Director Fritz Lang cast Fleming in the noir thriller While the City Sleeps (1956) as Vincent Price's cheating wife, but as Westerns were popular in the 1950s, Fleming was put into several in the genre, including Gunfight at the O.K. Corral (1957) with Kirk Douglas and Burt Lancaster, and Gun Glory, also 1957. Though a leading lady, Fleming once confessed, "I would have been happy staying in character parts for the rest of my career. When I did those, I never had to care where the camera was. I just concentrated on my lines and my work."
Fleming also appeared in television, beginning in 1955 with a live version of the Katharine Hepburn film Stage Door for the Best of Broadway program. Other shows included Death Valley Days, Wagon Train, Burke's Law, McMillan & Wife, Police Woman and Kung Fu. In 1966, after marrying producer Hall Bartlett, Fleming retired from acting, but returned to it after her 1972 divorce. At the time, she spoke about Hollywood's notoriously short memory, "I had to start all over from scratch. There were new heads of studios, and the fact that I'd done 36 feature films meant nothing to them." Instead, Fleming went to Broadway in a revival of Clare Boothe Luce's The Women.

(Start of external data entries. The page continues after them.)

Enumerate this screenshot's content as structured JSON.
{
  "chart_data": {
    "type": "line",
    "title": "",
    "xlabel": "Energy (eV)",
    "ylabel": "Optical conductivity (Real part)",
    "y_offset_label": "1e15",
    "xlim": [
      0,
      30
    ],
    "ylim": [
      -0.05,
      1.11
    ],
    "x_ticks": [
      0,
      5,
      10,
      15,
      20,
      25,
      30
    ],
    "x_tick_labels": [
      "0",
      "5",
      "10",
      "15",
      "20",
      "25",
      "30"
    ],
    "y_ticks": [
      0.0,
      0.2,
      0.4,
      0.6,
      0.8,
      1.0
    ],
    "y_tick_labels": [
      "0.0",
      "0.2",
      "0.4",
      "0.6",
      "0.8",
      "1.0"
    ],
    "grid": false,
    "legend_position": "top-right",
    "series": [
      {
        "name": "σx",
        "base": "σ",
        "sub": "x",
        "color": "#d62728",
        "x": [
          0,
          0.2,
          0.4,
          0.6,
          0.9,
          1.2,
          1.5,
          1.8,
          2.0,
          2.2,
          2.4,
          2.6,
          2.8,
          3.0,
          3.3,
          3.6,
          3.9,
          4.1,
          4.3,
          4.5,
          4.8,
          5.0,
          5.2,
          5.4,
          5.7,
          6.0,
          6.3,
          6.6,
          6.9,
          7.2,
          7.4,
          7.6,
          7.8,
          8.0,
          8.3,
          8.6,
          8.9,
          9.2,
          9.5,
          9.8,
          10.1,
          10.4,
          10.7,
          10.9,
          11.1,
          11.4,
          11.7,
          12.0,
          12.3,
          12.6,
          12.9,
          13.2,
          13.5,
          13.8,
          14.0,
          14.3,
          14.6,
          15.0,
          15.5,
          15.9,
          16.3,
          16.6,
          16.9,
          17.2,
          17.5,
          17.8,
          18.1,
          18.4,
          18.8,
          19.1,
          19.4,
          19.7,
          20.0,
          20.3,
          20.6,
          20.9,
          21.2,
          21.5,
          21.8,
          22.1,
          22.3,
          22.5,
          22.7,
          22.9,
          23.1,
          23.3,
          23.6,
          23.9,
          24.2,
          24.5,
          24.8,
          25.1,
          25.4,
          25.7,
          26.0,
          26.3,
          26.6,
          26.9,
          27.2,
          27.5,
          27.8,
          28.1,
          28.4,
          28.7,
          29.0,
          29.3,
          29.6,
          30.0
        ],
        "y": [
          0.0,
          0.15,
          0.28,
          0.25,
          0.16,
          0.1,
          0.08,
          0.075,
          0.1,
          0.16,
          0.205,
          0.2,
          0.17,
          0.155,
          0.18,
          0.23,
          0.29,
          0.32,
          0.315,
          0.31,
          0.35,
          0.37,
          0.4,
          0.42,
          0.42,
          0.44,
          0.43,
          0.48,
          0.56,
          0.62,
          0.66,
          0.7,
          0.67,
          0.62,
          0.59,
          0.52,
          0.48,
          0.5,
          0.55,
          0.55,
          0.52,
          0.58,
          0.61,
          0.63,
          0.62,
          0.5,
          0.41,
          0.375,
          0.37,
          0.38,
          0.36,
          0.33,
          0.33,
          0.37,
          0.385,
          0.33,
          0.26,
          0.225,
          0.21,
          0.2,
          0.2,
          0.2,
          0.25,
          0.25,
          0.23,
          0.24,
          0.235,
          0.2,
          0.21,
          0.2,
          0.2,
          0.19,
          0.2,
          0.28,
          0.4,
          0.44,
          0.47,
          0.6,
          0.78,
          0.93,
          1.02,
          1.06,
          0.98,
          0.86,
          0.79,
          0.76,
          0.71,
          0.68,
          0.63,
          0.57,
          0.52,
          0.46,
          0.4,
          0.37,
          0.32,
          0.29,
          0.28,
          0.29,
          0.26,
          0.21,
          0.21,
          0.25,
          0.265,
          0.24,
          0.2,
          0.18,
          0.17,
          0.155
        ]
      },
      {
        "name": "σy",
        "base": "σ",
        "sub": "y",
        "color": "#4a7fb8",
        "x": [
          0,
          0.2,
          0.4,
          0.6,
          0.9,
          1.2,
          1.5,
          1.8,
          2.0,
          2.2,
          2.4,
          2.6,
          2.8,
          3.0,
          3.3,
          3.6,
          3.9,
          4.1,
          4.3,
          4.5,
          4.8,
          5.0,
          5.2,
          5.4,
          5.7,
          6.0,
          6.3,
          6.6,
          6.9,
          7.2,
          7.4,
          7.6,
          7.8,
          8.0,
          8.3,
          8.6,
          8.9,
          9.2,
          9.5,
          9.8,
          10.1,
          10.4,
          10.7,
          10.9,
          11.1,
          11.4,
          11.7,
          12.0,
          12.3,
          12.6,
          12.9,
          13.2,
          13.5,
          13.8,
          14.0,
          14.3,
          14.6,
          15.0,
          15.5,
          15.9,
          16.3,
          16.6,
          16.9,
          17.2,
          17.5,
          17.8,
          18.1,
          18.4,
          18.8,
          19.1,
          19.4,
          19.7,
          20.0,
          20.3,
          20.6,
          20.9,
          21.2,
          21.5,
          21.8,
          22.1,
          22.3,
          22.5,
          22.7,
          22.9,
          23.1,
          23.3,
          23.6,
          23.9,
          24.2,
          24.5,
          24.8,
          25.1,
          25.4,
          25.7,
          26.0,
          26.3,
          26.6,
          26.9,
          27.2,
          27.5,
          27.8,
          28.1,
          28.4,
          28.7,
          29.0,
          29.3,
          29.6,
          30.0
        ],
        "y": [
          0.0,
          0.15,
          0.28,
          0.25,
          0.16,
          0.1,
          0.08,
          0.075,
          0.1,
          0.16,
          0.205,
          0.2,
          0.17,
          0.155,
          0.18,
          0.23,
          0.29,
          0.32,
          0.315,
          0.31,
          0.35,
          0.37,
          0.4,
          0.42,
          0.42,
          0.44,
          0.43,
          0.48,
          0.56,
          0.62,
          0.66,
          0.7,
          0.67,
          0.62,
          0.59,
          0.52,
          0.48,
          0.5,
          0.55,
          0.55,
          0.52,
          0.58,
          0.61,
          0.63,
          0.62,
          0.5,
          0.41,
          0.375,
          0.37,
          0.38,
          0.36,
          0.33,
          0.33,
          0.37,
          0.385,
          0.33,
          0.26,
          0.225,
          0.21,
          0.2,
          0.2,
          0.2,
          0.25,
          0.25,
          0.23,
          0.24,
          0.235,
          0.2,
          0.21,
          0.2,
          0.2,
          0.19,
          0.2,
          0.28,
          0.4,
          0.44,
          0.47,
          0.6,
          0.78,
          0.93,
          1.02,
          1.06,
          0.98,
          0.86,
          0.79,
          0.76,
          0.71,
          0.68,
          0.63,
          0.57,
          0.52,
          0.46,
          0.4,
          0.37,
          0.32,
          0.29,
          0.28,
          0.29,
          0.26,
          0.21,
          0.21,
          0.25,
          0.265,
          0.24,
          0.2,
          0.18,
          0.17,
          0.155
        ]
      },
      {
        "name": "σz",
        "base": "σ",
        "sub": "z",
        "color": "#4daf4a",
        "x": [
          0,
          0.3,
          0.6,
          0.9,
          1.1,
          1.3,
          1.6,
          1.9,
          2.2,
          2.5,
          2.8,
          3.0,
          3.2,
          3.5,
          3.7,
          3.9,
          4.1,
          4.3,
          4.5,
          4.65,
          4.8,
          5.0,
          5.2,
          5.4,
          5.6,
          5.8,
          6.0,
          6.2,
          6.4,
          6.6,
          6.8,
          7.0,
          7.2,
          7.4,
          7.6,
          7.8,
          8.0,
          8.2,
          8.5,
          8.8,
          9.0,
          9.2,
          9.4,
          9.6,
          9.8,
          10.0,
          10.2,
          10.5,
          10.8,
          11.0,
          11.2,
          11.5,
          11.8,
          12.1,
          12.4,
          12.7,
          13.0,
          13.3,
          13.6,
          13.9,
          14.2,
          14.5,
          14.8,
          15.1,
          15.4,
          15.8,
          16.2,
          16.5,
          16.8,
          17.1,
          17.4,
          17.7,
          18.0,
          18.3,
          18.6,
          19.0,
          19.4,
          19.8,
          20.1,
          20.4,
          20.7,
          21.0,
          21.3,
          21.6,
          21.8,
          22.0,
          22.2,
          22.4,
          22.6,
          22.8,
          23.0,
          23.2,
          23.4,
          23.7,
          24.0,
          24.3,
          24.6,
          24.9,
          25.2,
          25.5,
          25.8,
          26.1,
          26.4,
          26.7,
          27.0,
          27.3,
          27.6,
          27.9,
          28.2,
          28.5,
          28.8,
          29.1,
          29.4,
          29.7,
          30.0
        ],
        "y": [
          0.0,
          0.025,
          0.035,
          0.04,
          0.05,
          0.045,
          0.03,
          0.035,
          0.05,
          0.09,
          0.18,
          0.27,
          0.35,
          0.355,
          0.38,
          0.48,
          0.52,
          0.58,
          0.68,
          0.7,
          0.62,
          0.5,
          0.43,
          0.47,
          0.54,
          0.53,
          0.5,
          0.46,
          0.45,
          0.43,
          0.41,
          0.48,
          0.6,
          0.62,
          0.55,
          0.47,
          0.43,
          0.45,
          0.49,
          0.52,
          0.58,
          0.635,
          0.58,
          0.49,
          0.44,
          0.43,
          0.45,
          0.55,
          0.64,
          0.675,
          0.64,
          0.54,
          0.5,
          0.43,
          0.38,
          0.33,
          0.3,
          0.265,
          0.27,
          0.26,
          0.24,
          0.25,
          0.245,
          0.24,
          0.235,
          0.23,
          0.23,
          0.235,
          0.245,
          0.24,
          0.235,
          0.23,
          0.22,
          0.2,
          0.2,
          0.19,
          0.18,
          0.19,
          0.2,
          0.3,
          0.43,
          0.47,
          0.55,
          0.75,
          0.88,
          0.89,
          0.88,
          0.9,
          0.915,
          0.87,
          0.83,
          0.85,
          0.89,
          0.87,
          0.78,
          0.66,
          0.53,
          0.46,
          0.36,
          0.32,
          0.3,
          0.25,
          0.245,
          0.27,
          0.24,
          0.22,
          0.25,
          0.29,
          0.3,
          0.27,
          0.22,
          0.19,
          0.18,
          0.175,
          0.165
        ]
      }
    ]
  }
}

While Fleming could have rested on her laurels when her acting career ended, she turned her attention to charity work. Having watched her sister Beverly suffer from ovarian cancer and witnessing firsthand the lack of emotional support given patients through their ordeal, Fleming and her husband, theater owner Ted Mann, started The Rhonda Fleming Mann Clinic for Women's Comprehensive Care at the UCLA Medical Center in Westwood, California in 1991. Among the many charities Fleming was associated with were Childhelp USA, The Achievement Rewards for College Scientists, the French Foundation for Alzheimer's Research (of which she was a founding member), the Los Angeles Music Center, The Olive Crest Treatment Centers for Abused Children, The Revlon/UCLA Women's Health Research Program, and The Jerusalem Film Institute in Israel.
Fleming had six husbands including Ted Mann (1978 to his death in 2001) and Darol Wayne Carlson (2003 to his death in 2017). By her first husband, Thomas Wade Lane Jr., she had a son, Kent Lane, who became an actor.
Rhonda Fleming passed away in Santa Monica, CA on October 14, 2020 at the age of 97.